What looks like abstraction is really about restoring agency. Fred Moten talks about creating intervals. And what I take this to mean is poetry's ability to create momentary gaps in the status quo. I see these as openings where air comes through and we can get a fresh perspective. These are times when we are outside of what we know. We must invent or be receptive to new ways of seeing the world. Accident and disease create these kinds of gaps too. Anytime we are impaired we must reinvent our way of being in the world. By not handing the reader an easy meaning I create a kind of impairment in my poetry. All I want from the reader is openness. I just honestly want them to tread water with me for a minute in waters of deep uncertainty.

WG: We began this interview by my referencing the recent symposium that you participated in on Disability Poetics. Before winding up the interview, I’d like to return to the general topic of disability poetics and ask if there any writers working in this field whose writing particularly interests you or that you would recommend others reading.

The poets I admire most predate a critical idea of Disability Poetics.

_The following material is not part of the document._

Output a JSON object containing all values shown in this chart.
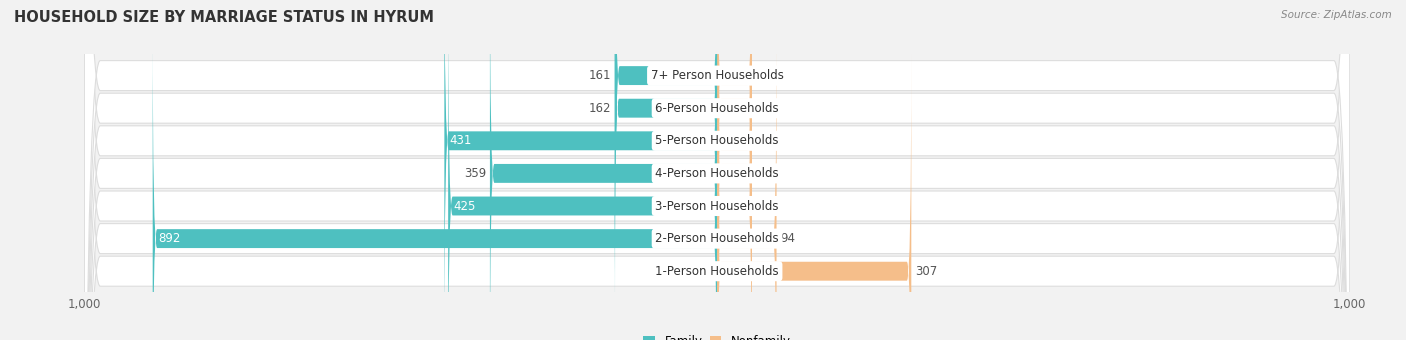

But I definitely consider them crip compatriots. Three women come to mind. Josephine Miles, Hannah Weiner, and H.D. For more on crip-ness in the work of H.D. and Hannah Weiner I would see these articles:

https://jacket2.org/article/being-ill-informed
https://jacket2.org/article/landscape-hannah-weiners-late-work

I'd really like to highlight the work of Leah Lakshmi Piepzna-Samarasinha (in addition to the poets I mentioned). Her new book Care Work: Dreaming Disability Justice is out, and I would recommend it to the readers of Wordgathering.

WG: Is there anything else that you would like to add to what you have already said about your writing, disability poetry or poetry in general?

Just that we need new models for the world. And I think crip poetry gets it right.